Never Attica—never the whole of Greece, produced a lovelier flower than was this woman. She sat by a table on which was a lighted lamp, and was writing something on marble tables. Her long drooping eyelashes threw a shadow on her cheeks, but from time to time she raised her head and her eyes, as though she were trying to remember what she had to write, and then one could see her beautiful eyes, so blue that compared with them the turquoise depths of the Archipelago would look pale and faded. Her face was white as the sea-foam, pink as the dawn, with purplish Syrian lips and waves of golden hair. She was beautiful, the most beautiful being on earth—beautiful as the dawn, as a flower, as light, as song! This was Eryfile.
When she dropped her eyes she appeared quiet and sweet; when she lifted them, inspired. The Radiant’s divine knees began to tremble; suddenly he leaned his head on Hermes’ shoulder, and whispered:
“Hermes, I love her! This one or none!”
Hermes smiled ironically, and would have rubbed his hands for joy under cover of his robe if he had not held in his right hand the caduceus.
In the mean while the golden-haired woman took a new tablet and began to write on it. Her divine lips were disclosed and her voice whispered; it was like the sound of Apollo’s lyre.
“The member of the Areopagus Melanocles for the bread for two months, forty drachmas and four obols; let us write in round numbers forty-six drachmas. By Athena! let us write fifty; my husband will be satisfied! Ah, that Melanocles! If you were not in a position to bother us about false weight, I never would give you credit. But we must keep peace with that locust.”
Apollo did not listen to the words. He was intoxicated with the woman’s voice, the charm of her figure, and whispered:
“This one or none!”
The golden-haired woman spoke again, writing further:
“Alcibiades, for cakes on honey from Hymettus for Hetera Chrysalis, three minae. He never verifies bills, and then he once gave me in Stoa a slap on the shoulder—we will write four minae. He is stupid; let him pay for it. And then that Chrysalis! She must feed with cakes her carp in the pond, or perhaps Alcibiades makes her fat purposely, in order to sell her afterwards to a Phoenician merchant for an ivory ring for his harness.”

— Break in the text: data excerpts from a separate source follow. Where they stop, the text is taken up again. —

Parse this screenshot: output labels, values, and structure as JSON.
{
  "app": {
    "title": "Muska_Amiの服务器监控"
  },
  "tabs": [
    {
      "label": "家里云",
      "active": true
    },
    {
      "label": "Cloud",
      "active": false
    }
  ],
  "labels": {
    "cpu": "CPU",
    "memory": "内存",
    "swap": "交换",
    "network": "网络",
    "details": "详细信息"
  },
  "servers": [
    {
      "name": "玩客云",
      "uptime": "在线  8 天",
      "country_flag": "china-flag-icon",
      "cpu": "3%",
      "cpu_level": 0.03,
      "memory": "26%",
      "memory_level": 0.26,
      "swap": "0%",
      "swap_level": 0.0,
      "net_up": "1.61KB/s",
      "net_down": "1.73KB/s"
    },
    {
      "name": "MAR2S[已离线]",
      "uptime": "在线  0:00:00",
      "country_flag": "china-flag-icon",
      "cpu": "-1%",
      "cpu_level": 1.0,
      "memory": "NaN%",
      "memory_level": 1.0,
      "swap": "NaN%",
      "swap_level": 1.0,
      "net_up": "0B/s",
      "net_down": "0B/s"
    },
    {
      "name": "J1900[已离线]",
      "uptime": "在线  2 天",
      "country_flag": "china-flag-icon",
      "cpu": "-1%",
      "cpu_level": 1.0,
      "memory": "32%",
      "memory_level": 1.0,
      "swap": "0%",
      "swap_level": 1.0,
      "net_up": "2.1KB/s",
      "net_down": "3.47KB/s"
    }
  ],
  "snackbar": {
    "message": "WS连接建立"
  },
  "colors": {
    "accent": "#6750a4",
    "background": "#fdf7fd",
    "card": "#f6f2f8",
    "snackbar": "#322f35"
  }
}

Again Apollo paid no attention to the words—he was enchanted with the voice alone and whispered to Hermes:
“This one or none!”
But Maya’s son suddenly covered the house, the apparition disappeared, and it seemed to the Radiant Apollo that with it disappeared the stars, that the moon became black, and the whole world was covered with the darkness of Chimera.
“When shall we decide the wager?” asked Hermes.
“Immediately. To-day!”
“During her husband’s absence she sleeps in the store. You can stand in the street before the door. If she raises the curtain and opens the gate, I have lost my wager.”